U.S. Supreme Court Resolves Issue of Automatic Stay and Passive Retention of Debtor’s Property
- February 25, 2021
- Posted by: admin
- Category: News
Circuit Courts have been discussing on the issue that whether an entity violates automatic stay as provided by Section 362 (a) (3) by retaining debtor’s property after the bankruptcy petition is filed. Ending the confusion among circuit courts, the U.S. Supreme Court, on January 14, 2021, passed an opinion on the same in Chicago v. Fulton http://circleplastics.co.uk/vacuumforming.htm .
As per Section 362, an automatic stay is triggered as soon as the bankruptcy proceeding commences. The objective of automatic stay is to give the debtor a buffer time from its creditors, which include stay on collection efforts, foreclosures and any other action which a creditor might take against the debtor. Further, vide Section 362 (a) (3), stay is applicable to all entities and any action “to exercise control over property of the estate”.
In the matter of Chicago v. Fulton, an appeal before the U.S. Supreme Court came after a series of cases against City of Chicago for impounding vehicles for various parking and driving related infractions, as per M.C.C. § 9-92-080(f). The vehicle is impounded to be kept as collateral for the motorist’s debt to the city. The respondents were motorists whose vehicles had been impounded and who had filed Chapter 13 bankruptcy petitions for retrieving their vehicles. The respondents claimed that retention of their vehicles by the City was in violation of automatic stay under Section 362 (a) (3). The Seventh Circuit held that the City was in violation of the automatic stay and the retention of the vehicles constituted “exercise of control”. The ruling was in consistence with its earlier rulings as well as rulings of Second, Eight and Ninth Circuits.
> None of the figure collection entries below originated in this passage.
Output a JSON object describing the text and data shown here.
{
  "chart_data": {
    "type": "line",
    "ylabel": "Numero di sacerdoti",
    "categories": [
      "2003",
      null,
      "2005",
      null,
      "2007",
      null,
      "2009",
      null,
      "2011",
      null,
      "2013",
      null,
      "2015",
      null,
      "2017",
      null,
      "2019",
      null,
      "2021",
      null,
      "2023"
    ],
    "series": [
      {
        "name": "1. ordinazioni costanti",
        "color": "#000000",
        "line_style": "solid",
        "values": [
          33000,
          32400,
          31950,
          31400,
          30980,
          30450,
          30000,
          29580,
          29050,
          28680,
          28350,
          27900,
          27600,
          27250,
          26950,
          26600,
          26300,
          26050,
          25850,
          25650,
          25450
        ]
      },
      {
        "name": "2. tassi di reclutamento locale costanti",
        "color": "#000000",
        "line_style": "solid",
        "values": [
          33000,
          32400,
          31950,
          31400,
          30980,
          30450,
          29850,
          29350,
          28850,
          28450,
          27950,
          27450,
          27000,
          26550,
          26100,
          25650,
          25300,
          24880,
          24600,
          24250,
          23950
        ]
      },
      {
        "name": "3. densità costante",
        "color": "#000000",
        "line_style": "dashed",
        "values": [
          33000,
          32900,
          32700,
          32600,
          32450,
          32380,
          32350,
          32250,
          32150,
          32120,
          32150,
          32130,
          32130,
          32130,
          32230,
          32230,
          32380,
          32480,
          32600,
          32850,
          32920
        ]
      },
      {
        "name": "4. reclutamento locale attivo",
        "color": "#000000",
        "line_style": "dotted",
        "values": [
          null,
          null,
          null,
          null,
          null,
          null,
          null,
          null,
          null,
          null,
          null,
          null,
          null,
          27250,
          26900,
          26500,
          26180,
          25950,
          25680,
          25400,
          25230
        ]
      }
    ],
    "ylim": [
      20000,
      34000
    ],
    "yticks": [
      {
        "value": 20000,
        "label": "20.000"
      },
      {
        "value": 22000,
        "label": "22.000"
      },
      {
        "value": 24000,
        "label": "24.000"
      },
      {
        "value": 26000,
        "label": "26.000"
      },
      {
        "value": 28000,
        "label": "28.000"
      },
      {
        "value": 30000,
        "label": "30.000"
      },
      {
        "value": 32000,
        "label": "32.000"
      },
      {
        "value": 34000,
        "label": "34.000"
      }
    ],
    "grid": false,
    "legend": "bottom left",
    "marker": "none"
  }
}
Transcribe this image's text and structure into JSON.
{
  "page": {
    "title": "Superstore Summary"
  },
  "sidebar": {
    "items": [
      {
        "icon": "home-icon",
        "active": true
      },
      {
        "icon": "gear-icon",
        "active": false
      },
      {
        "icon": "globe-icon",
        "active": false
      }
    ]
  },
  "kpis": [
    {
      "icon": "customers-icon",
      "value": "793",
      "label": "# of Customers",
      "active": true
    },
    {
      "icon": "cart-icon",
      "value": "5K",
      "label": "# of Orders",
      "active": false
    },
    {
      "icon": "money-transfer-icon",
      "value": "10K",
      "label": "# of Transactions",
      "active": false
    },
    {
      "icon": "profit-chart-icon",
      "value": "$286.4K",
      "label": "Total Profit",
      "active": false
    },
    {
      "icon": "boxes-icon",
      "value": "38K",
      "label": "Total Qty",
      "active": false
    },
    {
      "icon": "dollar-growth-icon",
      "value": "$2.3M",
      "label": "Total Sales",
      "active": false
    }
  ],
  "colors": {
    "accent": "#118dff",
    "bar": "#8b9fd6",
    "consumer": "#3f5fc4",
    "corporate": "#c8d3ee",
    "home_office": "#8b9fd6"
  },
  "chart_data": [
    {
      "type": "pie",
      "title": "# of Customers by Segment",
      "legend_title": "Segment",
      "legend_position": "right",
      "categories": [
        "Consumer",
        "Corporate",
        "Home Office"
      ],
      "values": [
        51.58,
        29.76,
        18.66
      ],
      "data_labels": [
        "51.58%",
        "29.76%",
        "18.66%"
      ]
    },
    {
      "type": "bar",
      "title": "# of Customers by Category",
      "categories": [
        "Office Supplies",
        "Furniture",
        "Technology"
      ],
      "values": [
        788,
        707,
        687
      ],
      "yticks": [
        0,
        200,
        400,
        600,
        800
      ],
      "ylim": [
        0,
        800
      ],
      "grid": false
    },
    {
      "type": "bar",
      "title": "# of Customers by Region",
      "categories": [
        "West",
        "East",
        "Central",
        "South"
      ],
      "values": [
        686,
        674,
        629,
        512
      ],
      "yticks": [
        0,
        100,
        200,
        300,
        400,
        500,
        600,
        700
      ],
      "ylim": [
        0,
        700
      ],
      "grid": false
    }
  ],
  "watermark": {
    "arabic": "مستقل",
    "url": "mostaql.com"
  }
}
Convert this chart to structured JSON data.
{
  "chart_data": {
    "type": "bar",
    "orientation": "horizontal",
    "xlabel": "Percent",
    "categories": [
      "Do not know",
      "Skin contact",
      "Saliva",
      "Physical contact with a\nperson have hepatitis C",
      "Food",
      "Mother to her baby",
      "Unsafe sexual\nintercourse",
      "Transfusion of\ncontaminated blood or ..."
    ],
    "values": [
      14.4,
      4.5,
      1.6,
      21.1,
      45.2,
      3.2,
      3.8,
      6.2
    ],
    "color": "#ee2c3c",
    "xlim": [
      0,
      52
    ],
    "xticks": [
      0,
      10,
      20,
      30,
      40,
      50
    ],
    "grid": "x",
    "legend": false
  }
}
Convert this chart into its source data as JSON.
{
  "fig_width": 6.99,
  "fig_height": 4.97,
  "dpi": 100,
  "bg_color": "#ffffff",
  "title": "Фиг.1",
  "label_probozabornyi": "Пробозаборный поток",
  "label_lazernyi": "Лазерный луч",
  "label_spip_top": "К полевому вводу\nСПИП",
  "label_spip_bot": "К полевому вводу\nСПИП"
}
However, it was in contradiction with Tenth Circuit’s view. Upon appeal, U.S. Supreme Court granted certiorari to resolve the difference of opinion among the circuit.
In order to resolve the issue, the Supreme Court reversed the ruling of Seventh Circuit and adopted the Tenth’s Circuit position, and held that “mere retention of property does not violate Section 362 (a) (3)”. To reach this conclusion, the Court firstly considered the plain language of the impugned provision. The Court stated that a raw reading of the provision included only “affirmative acts that would disturb the status quo of estate property as of the time when the bankruptcy petition was filed”. Also, act means “something done or performed…; a deed”, which leads to the meaning that in order to trigger the automatic stay provision an affirmative act is required, and a mere passive retention is insufficient. Further, it considered Section 362 (a) (3)’s relationship to Section 542, which provides for a “turnover”. It opined that reading turnover under Section 362 would render Section 542 superfluous. Further, if turnover is read into Section 362 (a) (3), then it would lead to contradictions with Section 542 as the latter provision provides certain exceptions to the turnover requirement that are not given under Section 362 (a) (3). Lastly, the Court considered the history of the provision. It was noted that until 1984, the phrase “or to exercise control over property of the estate” was not added to Section 362 (a) (3). The Court opined that it would have been “odd” for Congress to convert it into a turnover provision by simply adding “to exercise control”. It was further clarified that Congress did not introduce any cross-reference with existing turnover provision under Section 542 and Section 362 (a) (3). And therefore, the Court concluded that it was the intention of Congress to only add affirmative action which would change the status quo of the property.
The U.S. Supreme Court’s judgment has multifaceted implications. Firstly, although the judgment was delivered in relation to impounded vehicles; however, the analysis would also be applicable to a situation where a creditor retains debtor’s property as collateral. Also, based upon the decision, creditor would not be liable to give up possession of debtor’s property, immediately upon filing of the bankruptcy petition. Secondly, the Court’s conclusion that turnover is governed by Section 542 and not Section 362 (a) (3), is favorable for creditors as Section 542 provides certain exceptions against the turnover. Lastly, the decision had provided little comfort to the creditor by declaring that they won’t be in violation of Section 362 (a) (3) for retaining possession of debtor’s property. However, it is still ambiguous whether such retention would violate other provision of the Code such as Section 362 (a) (6) which stays “to collect…or recover a claim against the debtor”.
 11 U.S.C. § 362 (a)(3)
 City of Chicago, Illinois v. Fulton, No. 19-357, 2021 WL 125106 (U.S. Jan. 14, 2021)
 11 U.S.C. § 362
 In re Fulton, 926 F.3d 916 (7th Cir. 2019)
 In re Weber, 719 F.3d 72, 79 (2d Cir. 2013)
 In re Knaus, 889 F.2d 773 (8th Cir. 1989).
 In re Del Mission Ltd., 98 F.3d 1147 (9th Cir. 1996).